On pouvait encore percevoir l'effet Milan Lucic à l'aréna Denis-Savard, hier midi, où deux de ses victimes - Mike Komisarek et Sergei Kostitsyn - manquaient à l'appel.

Marc Antoine Godin LA PRESSE

Même s'il n'a pas été le principal héros offensif des Bruins, jeudi soir, le nom de Lucic était sur toutes les lèvres, hier. Surtout que son tempérament de guerrier force la comparaison avec celui des joueurs du Canadien. On sait tous qu'il y a amplement de talent dans le vestiaire du Tricolore. Mais y a-t-il assez de guerriers?

 

«On l'a prouvé l'an dernier avec les mêmes joueurs», a simplement répondu Guy Carbonneau.

Le défenseur Josh Gorges a été un peu plus loquace. «Quand on décide de l'être, oui, nous avons une équipe de guerriers, a dit Gorges. On a tous les instruments en main, il reste la volonté pour le faire. Et elle a été inconstante depuis le début de la saison.»

Bref, une équipe de guerriers... quand elle le veut?

«Peut-être qu'on pense que les choses vont aller trop facilement en notre faveur, a suggéré Guillaume Latendresse. À quelques reprises, on s'est retrouvés en déficit et on a eu l'air de se dire: «Ce n'est pas grave, notre gros trio va aller marquer deux buts». Donc la question n'est pas de savoir si on a assez de guerriers. C'est notre attitude qui doit changer.»

Si l'on vous parle de guerriers, c'est aussi parce que le Canadien vient d'en perdre tout un. Mike Komisarek s'est blessé lors de son combat contre Lucic, et il n'affrontera pas les Flyers, ce soir.

Il n'est pas exclu de le voir s'absenter quelques semaines.

«Il a subi des tests aujourd'hui et on devrait avoir des réponses demain, a dit Carbo. Je ne peux pas dire encore s'il sera du prochain voyage.»

Komisarek a semblé se blesser à la main droite, mais il se pourrait que ce soit plutôt l'épaule qui soit en cause.

Carbo n'a pas blâmé Komisarek pour s'en être pris à Lucic. «Mike était tanné de la façon dont on jouait et il a décidé de faire quelque chose. Il a choisi de se battre avec Lucic, qui frappait tout le monde. Je n'ai pas de problème avec ça.»

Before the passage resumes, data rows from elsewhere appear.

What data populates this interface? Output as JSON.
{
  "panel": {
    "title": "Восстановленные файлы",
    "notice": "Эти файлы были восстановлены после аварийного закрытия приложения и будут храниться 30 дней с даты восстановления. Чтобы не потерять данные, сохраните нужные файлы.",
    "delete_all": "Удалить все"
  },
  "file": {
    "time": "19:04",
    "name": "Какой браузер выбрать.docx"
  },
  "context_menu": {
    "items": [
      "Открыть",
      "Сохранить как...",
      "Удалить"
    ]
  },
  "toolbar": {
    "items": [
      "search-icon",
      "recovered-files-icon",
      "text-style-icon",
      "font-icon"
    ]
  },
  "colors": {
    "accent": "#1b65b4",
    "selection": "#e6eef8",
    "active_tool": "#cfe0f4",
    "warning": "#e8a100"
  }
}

Pendant que Komisarek se faisait examiner, hier, Sergei Kostitsyn - une autre victime de Lucic - ratait lui aussi l'exercice pour subir des traitements.

On l'a vu se faire masser l'épaule droite sur le banc de l'équipe, en troisième période. Sa présence face aux Flyers est incertaine.

R.S.V.P. à Laraque

Komisarek s'est battu parce qu'il en avait assez. Mais il était bien tard lorsque ça s'est produit. D'ailleurs, après la défaite, Carbo a mentionné que «les joueurs se tenaient davantage l'an dernier».

«L'an passé, les gars étaient capables de répondre à n'importe quel type de match qui leur était présenté, qu'il soit physique, offensif ou défensif, a poursuivi Carbo, hier. Cette année, je le vois un peu moins dans notre façon de jouer. On a un peu moins le feu dans les yeux. On attend peut-être de voir ce que Georges (Laraque) va faire...»

Le tempérament guerrier se serait-il estompé avec l'acquisition d'un homme fort?

Ça tombe mal, car plusieurs amateurs se demandent pourquoi Laraque ne se porte pas plus à la défense de ses coéquipiers! Sa présence a peut-être été dissuasive contre Ottawa, mais elle n'a rien empêché face aux Bruins.

«Je peux aller voir Lucic, mais s'il ne veut pas répondre de ses actes, je ne peux rien faire», a réitéré Laraque, hier.

Laraque dit que ses adversaires choisissent leur homme. À ce compte-là, ils seront bien peu nombreux à accepter ses invitations...

L'an passé, c'est fini

On verra si Laraque sera plus visible face aux Flyers, une équipe qui ne s'en laisse pas imposer. Mais le colosse demeure un joueur de quatrième trio.

La meilleure protection que le CH peut se donner, c'est que ses canons offensifs mettent des points au tableau. À cet effet, Carbo a reconnu qu'il voulait provoquer une étincelle, jeudi, en démantelant le trio Plekanec-Kovalev-A. Kostitsyn.

«Ces gars-là ont eu du succès par le passé. Ils doivent recommencer à travailler, a dit l'entraîneur. Ce qu'on a fait l'an passé était plaisant, mais c'est fini. On doit arrêter d'être frustré parce que l'adversaire nous frappe, qu'il marque le premier but ou que l'arbitre nous décerne une punition.

«On n'est pas les seuls sur la patinoire. Les autres équipes aussi sont payées pour gagner.»